Berlin's 'Fürst' Real Estate Debacle: A Cautionary Tale for Institutional Investors

The 'Fürst' real estate project in Berlin's west was intended to "replace the architectural stuffiness of the 1970s, which characterized the quarter for many years, with a modern and open building concept." This includes apartments, offices, a 3D cinema, and an atomic shelter converted into a museum.

However, costs for the mega-project are said to have spiraled out of control; no work has been done on the construction site for months. The construction stop even occupied the Berlin Senate. Asked about insights into the causes of the standstill, the Senate administration responded in July of this year: "According to the project Lietzenburger Straße PropCo S.à r.l., difficulties have arisen with required refinancing for the 'Fürst' project. Due to the impact of price increases for steel, concrete, insulation materials, etc., and significant restrictions in material availability, the construction period has been extended, and construction costs have risen enormously. The project has already received an offer from existing creditors who intend to fully finance the cost overrun. However, the complex situation and conflicting interests of all investors still require time to find a consensual solution and complete the project with a one-year extension of the term."

A Controversial Rescue Plan and Deep Investor Rifts

The offer mentioned by the Berlin Senate administration is described by Handelsblatt as follows: "The Pension Fund for the Federal and State Governments (VBL), the asset manager BayernInvest, and the British hedge fund Fidera offered in July to invest an additional 128 million euros. In return, there would be 9.5% interest—also on existing deposits. Other creditors should get five percent."

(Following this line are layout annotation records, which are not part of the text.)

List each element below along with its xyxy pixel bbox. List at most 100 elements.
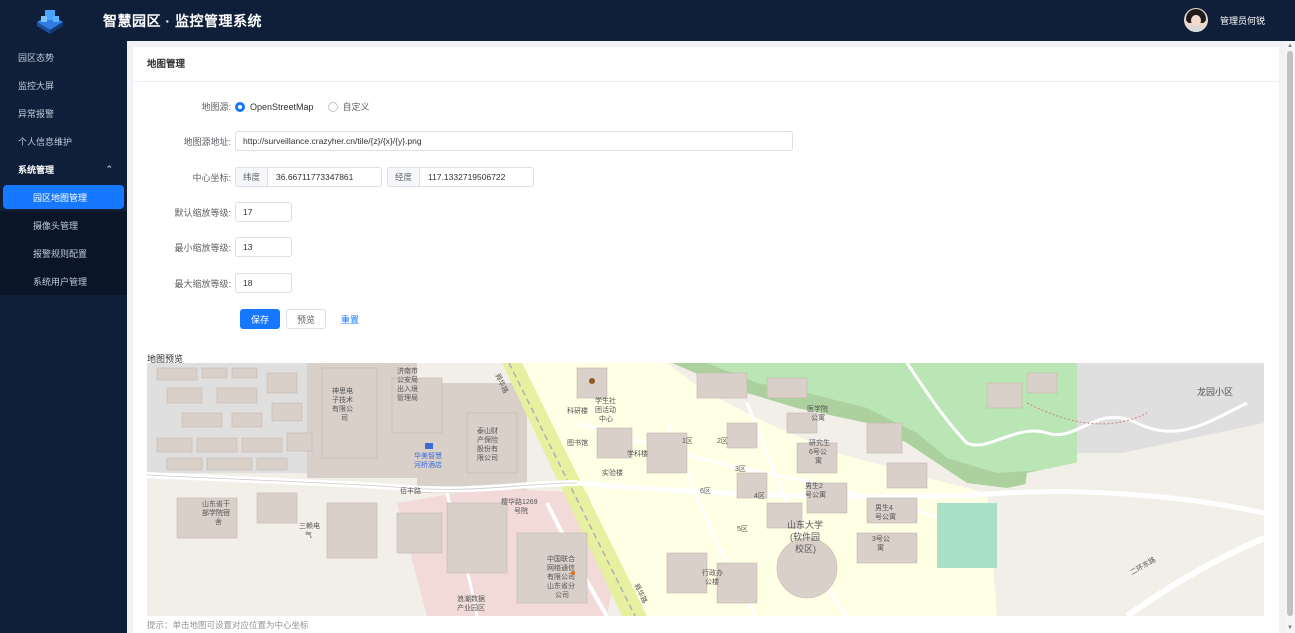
- sidebar-item-profile[interactable]: 个人信息维护: [0, 127, 127, 155]
- user-name[interactable]: 管理员何锐: [1220, 14, 1265, 27]
- sidebar-item-map-management[interactable]: 园区地图管理: [3, 185, 124, 209]
- user-menu[interactable]: 管理员何锐: [1183, 8, 1265, 32]
- sidebar-item-overview[interactable]: 园区态势: [0, 43, 127, 71]
- map-label-hotel2: 河桥酒店: [414, 460, 442, 469]
- map-label-yanjiu: 研究生: [809, 438, 830, 447]
- top-header: 智慧园区 · 监控管理系统 管理员何锐: [0, 0, 1295, 41]
- map-preview[interactable]: 龙园小区 山东大学 (软件园 校区) 樱华路1269 号院 中国联合 网络通信 …: [147, 363, 1264, 616]
- scroll-up-icon[interactable]: ▲: [1287, 43, 1293, 49]
- map-label-sdu2: (软件园: [790, 531, 820, 542]
- map-hint: 提示：单击地图可设置对应位置为中心坐标: [147, 620, 309, 630]
- map-label-nansheng4: 男生4: [875, 503, 893, 512]
- latitude-input[interactable]: 纬度 36.66711773347861: [235, 167, 382, 187]
- sidebar-item-label: 报警规则配置: [33, 248, 88, 259]
- radio-custom[interactable]: 自定义: [327, 100, 370, 113]
- map-label-yixue: 医学院: [807, 404, 828, 413]
- map-label-unicom1: 中国联合: [547, 554, 575, 563]
- map-poi-marker: [571, 571, 575, 575]
- map-label-shenlu2: 子技术: [332, 395, 353, 404]
- radio-dot: [327, 101, 338, 112]
- map-label-yanjiu2: 6号公: [809, 448, 827, 456]
- map-label-nansheng2: 男生2: [805, 481, 823, 490]
- map-label-xuesheng2: 团活动: [595, 405, 616, 414]
- longitude-input[interactable]: 经度 117.1332719506722: [387, 167, 534, 187]
- sidebar-item-label: 系统用户管理: [33, 276, 88, 287]
- map-label-lab: 科研楼: [567, 406, 588, 415]
- app-logo[interactable]: [15, 0, 85, 41]
- map-poi-marker: [589, 378, 595, 384]
- map-label-library: 图书馆: [567, 438, 588, 447]
- sidebar-item-label: 园区态势: [18, 52, 55, 63]
- scroll-thumb[interactable]: [1287, 51, 1293, 616]
- map-label-jinan4: 管理局: [397, 393, 418, 402]
- radio-openstreetmap[interactable]: OpenStreetMap: [235, 101, 314, 112]
- url-row: 地图源地址: http://surveillance.crazyher.cn/t…: [133, 131, 793, 151]
- map-label-q3: 3区: [735, 465, 746, 473]
- map-label-xuesheng: 学生社: [595, 396, 616, 405]
- map-label-longyuan: 龙园小区: [1197, 386, 1233, 397]
- min-zoom-row: 最小缩放等级: 13: [133, 237, 292, 257]
- map-label-shuzi2: 产业园区: [457, 603, 485, 612]
- map-label-xingzheng: 行政办: [702, 568, 723, 577]
- map-label-shenlu4: 司: [341, 414, 348, 422]
- app-title: 智慧园区 · 监控管理系统: [103, 12, 262, 29]
- map-label-yanjiu3: 寓: [815, 456, 822, 465]
- map-label-ganbu: 山东省干: [202, 499, 230, 508]
- url-input[interactable]: http://surveillance.crazyher.cn/tile/{z}…: [235, 131, 793, 151]
- map-label-shenlu3: 有限公: [332, 404, 353, 413]
- map-label-unicom2: 网络通信: [547, 563, 575, 572]
- center-label: 中心坐标:: [192, 172, 231, 183]
- map-label-hotel: 华美智慧: [414, 451, 442, 460]
- map-label-nansheng2b: 号公寓: [805, 490, 826, 499]
- map-label-taishan2: 产保险: [477, 435, 498, 444]
- chevron-up-icon: ⌃: [105, 164, 113, 174]
- map-label-g3b: 寓: [877, 543, 884, 552]
- scroll-down-icon[interactable]: ▼: [1287, 625, 1293, 631]
- default-zoom-input[interactable]: 17: [235, 202, 292, 222]
- longitude-value[interactable]: 117.1332719506722: [420, 168, 513, 186]
- sidebar-item-label: 异常报警: [18, 108, 55, 119]
- sidebar-group-system[interactable]: 系统管理 ⌃: [0, 155, 127, 183]
- save-button[interactable]: 保存: [240, 309, 280, 329]
- radio-dot: [235, 101, 245, 112]
- map-label-sanjin: 三赖电: [299, 521, 320, 530]
- map-label-ganbu3: 舍: [215, 517, 222, 526]
- map-label-xueke: 学科楼: [627, 449, 648, 458]
- radio-label: OpenStreetMap: [250, 101, 314, 112]
- map-label-q1: 1区: [682, 437, 693, 445]
- map-label-shuzi: 浪潮数据: [457, 594, 485, 603]
- sidebar-item-label: 摄像头管理: [33, 220, 79, 231]
- preview-button[interactable]: 预览: [286, 309, 326, 329]
- map-label-sdu: 山东大学: [787, 519, 823, 530]
- reset-button[interactable]: 重置: [330, 309, 370, 329]
- map-label-q6: 6区: [700, 487, 711, 495]
- map-label-sdu3: 校区): [795, 543, 816, 554]
- avatar[interactable]: [1183, 8, 1208, 32]
- latitude-value[interactable]: 36.66711773347861: [268, 168, 361, 186]
- map-label-unicom5: 公司: [555, 591, 569, 599]
- map-label-g3: 3号公: [872, 535, 890, 543]
- sidebar-item-camera-management[interactable]: 摄像头管理: [0, 211, 127, 239]
- map-label-q4: 4区: [754, 492, 765, 500]
- max-zoom-input[interactable]: 18: [235, 273, 292, 293]
- sidebar-item-system-users[interactable]: 系统用户管理: [0, 267, 127, 295]
- sidebar-item-alarm-rules[interactable]: 报警规则配置: [0, 239, 127, 267]
- map-label-jinan: 济南市: [397, 366, 418, 375]
- map-label-taishan: 泰山财: [477, 426, 498, 435]
- min-zoom-input[interactable]: 13: [235, 237, 292, 257]
- sidebar-item-alarms[interactable]: 异常报警: [0, 99, 127, 127]
- map-label-shiyan: 实验楼: [602, 468, 623, 477]
- page-scrollbar[interactable]: ▲ ▼: [1285, 41, 1295, 633]
- map-label-jinan2: 公安局: [397, 375, 418, 384]
- longitude-prefix: 经度: [388, 168, 421, 186]
- min-zoom-label: 最小缩放等级:: [174, 242, 231, 253]
- sidebar-item-monitor-screen[interactable]: 监控大屏: [0, 71, 127, 99]
- map-label-xingzheng2: 公楼: [705, 577, 719, 586]
- map-label-yixue2: 公寓: [811, 413, 825, 422]
- max-zoom-row: 最大缩放等级: 18: [133, 273, 292, 293]
- map-label-yinghua: 樱华路1269: [501, 497, 538, 506]
- main-content: 地图管理 地图源: OpenStreetMap 自定义 地图源地址: http:…: [127, 41, 1285, 633]
- sidebar-group-label: 系统管理: [18, 164, 55, 175]
- map-label-sanjin2: 气: [305, 530, 312, 539]
- default-zoom-label: 默认缩放等级:: [174, 207, 231, 218]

From the perspective of subordinated investors, this is seen as taking advantage; moreover, Fidera is said to have wanted to charge 30 million euros in fees for the plan, writes Handelsblatt. How deep the rifts are among the investors is also evident from the fact that only at the end of September, an investor group, which also includes HUK Coburg, withdrew an insolvency application for the real estate project on Kurfürstendamm.

Legal Battle Over Jurisdiction: A Move to London?

Now, real estate investor and project developer Aggregate, whose project 'Fürst' is, is reportedly planning to move its legal domicile to London. With consequences for the investors. Because there, the 'rescue plan' of VBL, BayernInvest, and Fidera could be enforced more easily and against the interests of smaller investors, according to Handelsblatt.

Against this backdrop, Prof. Dr. Gerd Merke, board member of the Supplementary Pension Fund for the Stonemasonry and Sculpting Trade (ZVK Steinmetz), warns of a total loss for German insured persons and pensioners. Therefore, VBL must not allow proceedings in Great Britain, demands the jurist. If a judgment were made in Great Britain, "our pensioners could lose 100 percent of the money," while Aggregate and Fidera "plan a significant profit," Merke wrote to the Saxon Finance Minister, who simultaneously chairs the administrative board at VBL.

Expert Profile: Dr. Gerd Merke

Dr. Gerd Merke worked for years in the legal department of Siemens Financial Services and took on a professorship for business law at the Wiesbaden Business School in the 1990s. At ZVK Steinmetz, he is responsible for capital investments and was awarded for this just this summer. The specialist portal 'portfolio institutionell' awarded ZVK Steinmetz as "best pension fund/ZVK 2023." The laudation states, among other things, that it is thanks to the "balanced investment policy" of ZVK Steinmetz that the supplementary pension fund was able to achieve a net return between 3.5% and 4.6% in recent years and had to bear only minor hidden losses in 2022.

Key Lessons for Institutional Real Estate Investing

  1. Concentration Risk: The case highlights the dangers of large, single-project exposures within institutional portfolios, where cost overruns and delays can jeopardize the entire investment.
  2. Complex Capital Structures: Projects financed through layered debt and equity with different creditor classes create conflicts of interest, especially during restructuring, where senior lenders may impose terms unfavorable to junior investors.
  3. Jurisdictional Risk: The potential shift of legal proceedings to London underscores how choice of jurisdiction can be used as a strategic tool, potentially disadvantaging certain investor groups.
  4. Due Diligence on Developers: The role of the project developer (Aggregate) and its decisions significantly impact all investors, emphasizing the need for rigorous vetting of developer track records and financial stability.
  5. Inflation and Supply Chain Vulnerability: The cited reasons for cost overruns—material price inflation and shortages—are systemic risks that require robust stress testing in project feasibility studies.

The 'Fürst' saga serves as a stark reminder of the inherent risks in large-scale real estate development, even for sophisticated institutional investors like insurers and pension funds. It underscores the importance of conservative underwriting, transparent governance, and clear alignment of interests among all financing parties to protect the retirement savings of millions.